Eine mögliche Erklärung: Immer mehr Menschen ziehen in den Süden der USA, wo die japanischen Autofirmen ihre Fabriken bauen. Die Gewerkschaften haben dort praktisch keinen Einfluss. In Michigan, wo die meisten Autoarbeiter gewerkschaftlich organisiert sind, errichten die Japaner allenfalls Forschungszentren – am liebsten in der Nähe der „University of Michigan". Toyota plant gerade ein neues Technologiezentrum in der Nähe von Ann Arbor, und Hyundai forscht ebenfalls in der Unistadt.

Offenbar schätzt auch Google die Nähe zur renommierten Universität. Derzeit beschäftigt das Internet-Unternehmen mit Hauptsitz im kalifornischen Mountain View 5680 Mitarbeiter. Für die 1000 neuen Jobs, die der Suchmaschinenbetreiber innerhalb der nächsten fünf Jahre nach Ann Arbor bringen will, sollen Presseberichten zufolge heimische Fachkräfte angeheuert werden – ein Studium ist Voraussetzung. Die Stellenausschreibung hat bereits begonnen. "Michigan has been Googled!" sagte Gouverneurin Jennifer Granholm gestern bei der Pressekonferenz. Oder viel mehr Ann Arbor.

Aus Ann Arbor kommt künftig die spezielle Internetwerbung, mit der Google Geld verdient: die so genannten AdWords. Das sind die nervigen Textanzeigen, die bei Eingabe eines Suchwortes gleich neben den Ergebnissen in einer Spalte eingeblendet werden. Zur Entscheidung, das Hauptquartier für Werbung in Ann Arbor anzusiedeln, hat sicher auch beigetragen, dass der Google-Mitbegründer und heutige Produktchef Larry Page ein Absolvent der „U of M" ist. Page, 33, stammt ursprünglich aus East Lansing, ebenfalls Sitz einer Universität. An Uni-Absolventen gibt es in Michigan wahrlich keinen Mangel, allerdings wandern die meisten nach dem Examen ab.

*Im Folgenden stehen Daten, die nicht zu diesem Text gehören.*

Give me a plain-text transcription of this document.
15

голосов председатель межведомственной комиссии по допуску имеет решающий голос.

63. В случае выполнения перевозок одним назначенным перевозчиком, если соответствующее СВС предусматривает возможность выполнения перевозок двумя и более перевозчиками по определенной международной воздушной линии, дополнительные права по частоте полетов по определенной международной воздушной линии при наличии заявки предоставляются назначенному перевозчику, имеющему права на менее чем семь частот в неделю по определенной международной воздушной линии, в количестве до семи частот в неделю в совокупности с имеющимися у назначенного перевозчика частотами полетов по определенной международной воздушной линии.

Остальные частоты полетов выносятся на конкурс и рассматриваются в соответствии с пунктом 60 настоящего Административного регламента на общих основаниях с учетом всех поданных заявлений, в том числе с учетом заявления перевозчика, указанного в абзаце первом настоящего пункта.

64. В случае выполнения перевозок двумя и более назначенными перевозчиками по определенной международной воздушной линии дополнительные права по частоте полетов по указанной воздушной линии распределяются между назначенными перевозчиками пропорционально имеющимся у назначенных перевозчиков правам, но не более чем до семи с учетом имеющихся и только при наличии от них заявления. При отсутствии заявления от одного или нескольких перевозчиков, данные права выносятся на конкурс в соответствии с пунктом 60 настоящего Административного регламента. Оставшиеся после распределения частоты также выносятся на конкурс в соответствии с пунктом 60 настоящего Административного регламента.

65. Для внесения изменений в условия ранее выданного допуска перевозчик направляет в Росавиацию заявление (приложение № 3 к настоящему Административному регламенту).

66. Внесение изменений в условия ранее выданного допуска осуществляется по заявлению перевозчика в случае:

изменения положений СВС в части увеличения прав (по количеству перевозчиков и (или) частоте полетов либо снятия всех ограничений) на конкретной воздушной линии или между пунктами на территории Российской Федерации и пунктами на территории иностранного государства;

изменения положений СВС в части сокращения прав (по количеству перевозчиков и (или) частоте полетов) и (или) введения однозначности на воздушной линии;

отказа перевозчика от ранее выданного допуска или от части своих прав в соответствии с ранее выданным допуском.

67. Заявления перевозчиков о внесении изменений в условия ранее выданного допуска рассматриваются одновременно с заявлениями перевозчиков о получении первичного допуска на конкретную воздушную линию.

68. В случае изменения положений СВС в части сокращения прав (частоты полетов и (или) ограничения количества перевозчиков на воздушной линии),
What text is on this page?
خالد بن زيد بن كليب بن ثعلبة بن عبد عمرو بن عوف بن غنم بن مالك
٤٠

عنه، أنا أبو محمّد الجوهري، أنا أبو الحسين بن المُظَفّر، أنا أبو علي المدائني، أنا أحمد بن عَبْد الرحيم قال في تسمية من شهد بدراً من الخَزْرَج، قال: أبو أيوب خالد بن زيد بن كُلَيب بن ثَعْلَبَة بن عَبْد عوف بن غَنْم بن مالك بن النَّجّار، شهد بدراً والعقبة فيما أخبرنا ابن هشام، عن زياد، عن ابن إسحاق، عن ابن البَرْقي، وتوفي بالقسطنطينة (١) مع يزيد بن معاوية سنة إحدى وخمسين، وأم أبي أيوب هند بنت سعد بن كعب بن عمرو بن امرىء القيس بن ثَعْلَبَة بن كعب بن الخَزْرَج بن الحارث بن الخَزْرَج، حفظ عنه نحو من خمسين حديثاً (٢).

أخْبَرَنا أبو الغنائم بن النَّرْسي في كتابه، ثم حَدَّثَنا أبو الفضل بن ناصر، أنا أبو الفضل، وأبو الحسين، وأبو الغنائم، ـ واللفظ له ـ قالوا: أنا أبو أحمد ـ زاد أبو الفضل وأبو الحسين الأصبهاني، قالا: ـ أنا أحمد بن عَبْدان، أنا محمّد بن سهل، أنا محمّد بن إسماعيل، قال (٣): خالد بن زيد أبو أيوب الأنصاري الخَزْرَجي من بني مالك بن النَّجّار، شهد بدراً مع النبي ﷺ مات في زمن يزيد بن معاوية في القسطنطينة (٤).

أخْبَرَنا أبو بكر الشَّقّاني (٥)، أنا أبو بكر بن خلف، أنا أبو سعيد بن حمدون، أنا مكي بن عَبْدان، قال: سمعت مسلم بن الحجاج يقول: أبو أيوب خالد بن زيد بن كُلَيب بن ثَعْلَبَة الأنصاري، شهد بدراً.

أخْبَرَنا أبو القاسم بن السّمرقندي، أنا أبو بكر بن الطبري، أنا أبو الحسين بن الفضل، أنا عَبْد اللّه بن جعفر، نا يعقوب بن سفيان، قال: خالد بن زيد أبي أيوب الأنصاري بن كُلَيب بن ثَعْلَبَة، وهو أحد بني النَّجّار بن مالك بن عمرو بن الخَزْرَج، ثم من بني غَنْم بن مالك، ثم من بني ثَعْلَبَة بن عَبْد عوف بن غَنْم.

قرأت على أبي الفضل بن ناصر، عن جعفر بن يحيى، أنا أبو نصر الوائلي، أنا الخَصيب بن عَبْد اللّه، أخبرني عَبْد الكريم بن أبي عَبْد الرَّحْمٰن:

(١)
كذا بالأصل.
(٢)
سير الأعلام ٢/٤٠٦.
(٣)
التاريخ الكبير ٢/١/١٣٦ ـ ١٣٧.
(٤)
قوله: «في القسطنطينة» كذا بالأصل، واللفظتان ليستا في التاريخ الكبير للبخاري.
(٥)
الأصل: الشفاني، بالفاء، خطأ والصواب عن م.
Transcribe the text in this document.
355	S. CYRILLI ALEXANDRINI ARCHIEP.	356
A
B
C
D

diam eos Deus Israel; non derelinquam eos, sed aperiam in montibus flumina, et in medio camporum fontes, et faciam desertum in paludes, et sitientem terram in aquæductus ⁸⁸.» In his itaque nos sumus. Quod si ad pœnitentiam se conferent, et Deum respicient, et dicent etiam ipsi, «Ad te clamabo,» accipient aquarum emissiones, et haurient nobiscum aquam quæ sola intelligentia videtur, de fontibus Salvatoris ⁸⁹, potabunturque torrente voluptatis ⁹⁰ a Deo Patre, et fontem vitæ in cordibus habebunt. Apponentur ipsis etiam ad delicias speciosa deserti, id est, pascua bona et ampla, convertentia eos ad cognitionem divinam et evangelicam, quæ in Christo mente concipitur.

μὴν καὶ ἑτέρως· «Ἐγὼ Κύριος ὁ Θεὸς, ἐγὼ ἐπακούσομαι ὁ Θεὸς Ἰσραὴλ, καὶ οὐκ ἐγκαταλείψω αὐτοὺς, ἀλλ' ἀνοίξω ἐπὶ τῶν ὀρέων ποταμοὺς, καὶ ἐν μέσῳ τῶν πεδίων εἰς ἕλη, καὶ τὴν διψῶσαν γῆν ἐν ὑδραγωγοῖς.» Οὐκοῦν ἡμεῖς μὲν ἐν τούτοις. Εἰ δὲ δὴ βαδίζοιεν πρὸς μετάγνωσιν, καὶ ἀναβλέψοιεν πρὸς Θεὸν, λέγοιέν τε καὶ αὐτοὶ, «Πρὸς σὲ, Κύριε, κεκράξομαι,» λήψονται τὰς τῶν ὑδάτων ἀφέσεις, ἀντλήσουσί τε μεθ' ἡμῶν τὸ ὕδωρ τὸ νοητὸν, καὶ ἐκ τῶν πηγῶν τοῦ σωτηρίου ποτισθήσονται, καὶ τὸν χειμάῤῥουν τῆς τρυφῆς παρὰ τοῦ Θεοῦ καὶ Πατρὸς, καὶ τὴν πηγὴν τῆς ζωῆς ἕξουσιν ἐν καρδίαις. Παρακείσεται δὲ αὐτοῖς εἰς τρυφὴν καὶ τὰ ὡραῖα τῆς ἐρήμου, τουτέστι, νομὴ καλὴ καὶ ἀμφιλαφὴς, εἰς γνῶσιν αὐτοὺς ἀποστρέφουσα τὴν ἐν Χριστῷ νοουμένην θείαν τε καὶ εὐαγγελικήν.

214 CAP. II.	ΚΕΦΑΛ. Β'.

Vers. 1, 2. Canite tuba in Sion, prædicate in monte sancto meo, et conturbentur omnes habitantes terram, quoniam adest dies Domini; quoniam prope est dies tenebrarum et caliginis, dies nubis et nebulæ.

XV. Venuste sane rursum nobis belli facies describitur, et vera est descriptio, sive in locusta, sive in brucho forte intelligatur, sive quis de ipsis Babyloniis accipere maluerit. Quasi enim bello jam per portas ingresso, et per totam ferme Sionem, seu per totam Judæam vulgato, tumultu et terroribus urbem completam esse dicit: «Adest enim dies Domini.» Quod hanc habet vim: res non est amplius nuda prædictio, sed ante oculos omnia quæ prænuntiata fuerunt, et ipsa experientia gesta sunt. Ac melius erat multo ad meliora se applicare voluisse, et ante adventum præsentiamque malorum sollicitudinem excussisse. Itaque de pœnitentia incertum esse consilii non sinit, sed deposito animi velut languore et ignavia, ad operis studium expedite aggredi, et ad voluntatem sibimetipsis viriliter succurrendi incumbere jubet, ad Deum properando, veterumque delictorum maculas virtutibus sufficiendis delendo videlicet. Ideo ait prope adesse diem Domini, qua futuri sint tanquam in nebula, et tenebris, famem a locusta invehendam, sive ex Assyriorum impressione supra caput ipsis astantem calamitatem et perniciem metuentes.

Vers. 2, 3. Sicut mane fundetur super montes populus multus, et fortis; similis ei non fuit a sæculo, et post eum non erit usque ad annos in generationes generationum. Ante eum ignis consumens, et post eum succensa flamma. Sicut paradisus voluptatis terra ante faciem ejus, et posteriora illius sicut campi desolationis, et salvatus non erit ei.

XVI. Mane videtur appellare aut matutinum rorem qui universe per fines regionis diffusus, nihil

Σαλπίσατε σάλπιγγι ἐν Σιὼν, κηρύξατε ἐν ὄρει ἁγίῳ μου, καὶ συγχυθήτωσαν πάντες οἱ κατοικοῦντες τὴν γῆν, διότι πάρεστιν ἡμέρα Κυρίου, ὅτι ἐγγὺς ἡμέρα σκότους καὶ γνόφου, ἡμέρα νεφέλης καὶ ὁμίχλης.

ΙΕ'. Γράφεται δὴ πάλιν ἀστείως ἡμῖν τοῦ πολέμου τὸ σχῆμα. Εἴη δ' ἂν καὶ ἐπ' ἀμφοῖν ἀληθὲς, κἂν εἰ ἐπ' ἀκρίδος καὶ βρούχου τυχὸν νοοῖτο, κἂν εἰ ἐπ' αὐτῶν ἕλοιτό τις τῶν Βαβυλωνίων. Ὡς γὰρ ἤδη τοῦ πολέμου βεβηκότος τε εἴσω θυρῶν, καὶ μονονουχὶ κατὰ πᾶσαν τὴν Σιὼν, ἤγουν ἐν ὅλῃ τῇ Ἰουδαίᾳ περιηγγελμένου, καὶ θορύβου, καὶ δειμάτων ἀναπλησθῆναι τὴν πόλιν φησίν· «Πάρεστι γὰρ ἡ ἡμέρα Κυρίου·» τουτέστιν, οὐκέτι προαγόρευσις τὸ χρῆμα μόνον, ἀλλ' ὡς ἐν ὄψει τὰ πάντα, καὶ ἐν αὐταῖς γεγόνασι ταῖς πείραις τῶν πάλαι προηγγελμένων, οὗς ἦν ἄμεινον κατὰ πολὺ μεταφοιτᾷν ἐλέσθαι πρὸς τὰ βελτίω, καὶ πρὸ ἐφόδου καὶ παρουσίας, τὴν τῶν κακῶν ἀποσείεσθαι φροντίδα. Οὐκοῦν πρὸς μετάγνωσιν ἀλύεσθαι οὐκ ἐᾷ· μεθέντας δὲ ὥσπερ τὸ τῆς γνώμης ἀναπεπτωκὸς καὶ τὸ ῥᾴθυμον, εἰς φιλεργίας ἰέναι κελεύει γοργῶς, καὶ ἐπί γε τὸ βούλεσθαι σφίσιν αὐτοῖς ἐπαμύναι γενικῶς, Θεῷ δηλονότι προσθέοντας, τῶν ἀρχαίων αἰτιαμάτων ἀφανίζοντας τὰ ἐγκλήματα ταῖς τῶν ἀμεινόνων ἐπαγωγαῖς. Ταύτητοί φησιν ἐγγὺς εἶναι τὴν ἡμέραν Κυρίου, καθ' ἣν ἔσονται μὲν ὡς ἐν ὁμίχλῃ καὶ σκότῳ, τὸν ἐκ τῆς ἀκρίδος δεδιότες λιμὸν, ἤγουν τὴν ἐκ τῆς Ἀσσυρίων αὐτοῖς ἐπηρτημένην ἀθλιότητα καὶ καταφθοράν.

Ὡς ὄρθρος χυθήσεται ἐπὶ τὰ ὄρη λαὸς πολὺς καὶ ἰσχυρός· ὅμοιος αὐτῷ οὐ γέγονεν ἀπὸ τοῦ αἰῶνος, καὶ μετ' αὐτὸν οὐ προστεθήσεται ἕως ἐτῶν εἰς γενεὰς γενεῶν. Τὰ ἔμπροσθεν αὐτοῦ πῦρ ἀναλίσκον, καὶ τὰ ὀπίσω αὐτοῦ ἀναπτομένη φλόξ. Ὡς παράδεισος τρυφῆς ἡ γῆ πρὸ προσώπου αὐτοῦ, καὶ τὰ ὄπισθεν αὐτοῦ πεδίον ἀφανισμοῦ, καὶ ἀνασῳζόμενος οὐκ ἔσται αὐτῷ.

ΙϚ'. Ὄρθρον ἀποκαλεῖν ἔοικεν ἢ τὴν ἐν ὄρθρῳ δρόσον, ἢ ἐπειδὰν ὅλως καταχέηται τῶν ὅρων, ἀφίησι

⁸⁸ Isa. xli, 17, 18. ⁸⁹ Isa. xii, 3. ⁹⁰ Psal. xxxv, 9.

In Michigan hofft man nun natürlich, dass Google eine Vorreiterrolle spielt und sich im Bundesstaat weitere Hightech-Unternehmen und Forschungseinrichtungen ansiedeln, als Ersatz für die verlorenen Arbeitsplätze in der Autoindustrie. Washtenaw County, zu dem Ann Arbor gehört, hat den Wechsel schon vollzogen – der Landkreis im Süden der Autometropole Detroit verzeichnet eine Arbeitslosenquote von gerade mal 4 Prozent. Ein neues Silicon Valley ist Ann Arbor damit aber noch nicht: Google ist das erste große Unternehmen aus dem Bereich der Informationstechnologie in Washtenaw County; ein paar kleinere Firmen sind schon länger hier ansässig. Mayor Hieftje hofft aber, dass weitere nachziehen: „Es kann nicht schaden, noch ein paar Jobs mehr zu kriegen!"

Das Lokalblatt „The Ann Arbor News" stellte heute schon die Frage, wo die Beschäftigten bloß alle parken sollen. Vielleicht gibt Google ja den Anstoß, den Nahverkehr weiter auszubauen. Das ist auch so ein Traum des Bürgermeisters.